Published in final edited form as: Arthritis Care Res (Hoboken). 2019 Apr 25;71(6):717–734. doi: 10.1002/acr.23870

Figure 1: Summary of the primary recommendations for the initial and subsequent treatment of children with JIA and active polyarthritis (see also Tables 3 and 4; for patients with sacroiliitis and/or enthesitis, see also Tables 5 and 6).

Figure 1:

PICO questions in brackets, quality of evidence in parentheses. Strength of recommendation indicated by colors (see legend). The clinical Juvenile Arthritis Disease Activity Score based on 10 joints (cJADAS-10) was used to define low disease activity (≤ 2.5 with ≥ 1 active joint) versus high/moderate disease activity (> 2.5). While this is provided as a general parameter, the cJADAS-10 should be interpreted within the clinical context. An adequate trial of methotrexate was considered to be 3 months. If no or minimal response is observed after 6–8 weeks, it was agreed that changing or adding therapy may be appropriate. Shared decision-making between the physician, parents, and patient, including discussion of recommended treatments and potential alternatives, is recommended when initiating or escalating treatment.
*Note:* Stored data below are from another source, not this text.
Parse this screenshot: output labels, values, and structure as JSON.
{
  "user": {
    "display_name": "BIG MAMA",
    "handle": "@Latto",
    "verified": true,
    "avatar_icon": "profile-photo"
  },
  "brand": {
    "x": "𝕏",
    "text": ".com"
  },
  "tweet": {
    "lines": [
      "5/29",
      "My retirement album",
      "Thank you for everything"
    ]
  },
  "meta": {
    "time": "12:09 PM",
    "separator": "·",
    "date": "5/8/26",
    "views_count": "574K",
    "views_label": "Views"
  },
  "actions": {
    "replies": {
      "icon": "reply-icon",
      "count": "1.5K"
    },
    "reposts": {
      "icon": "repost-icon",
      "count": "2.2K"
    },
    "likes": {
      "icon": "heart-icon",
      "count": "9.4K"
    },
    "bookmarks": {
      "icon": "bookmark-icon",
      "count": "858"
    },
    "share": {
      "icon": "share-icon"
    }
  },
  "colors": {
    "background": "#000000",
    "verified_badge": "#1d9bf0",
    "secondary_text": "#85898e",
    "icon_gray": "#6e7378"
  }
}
* DMARD over biologic recommended for patients without and with risk factors, although initial biologic therapy may be appropriate for some patients with risk factors and involvement of high risk joints, high disease activity, and/or those judged by their physician to be at high risk of disabling joint damage.

** Adding a biologic may be considered in biologic naïve patients with continued low disease activity after escalating therapy (not formally addressed in the guidelines)

DMARD = non-biologic disease modifying anti-rheumatic drug (methotrexate, leflunomide or sulfasalazine).

TNFi = tumor necrosis factor inhibitor, triple DMARD therapy = methotrexate, sulfasalazine, and hydroxychloroquine, NSAID = non-steroidal anti-inflammatory drug, PT = physical therapy, OT = occupational therapy.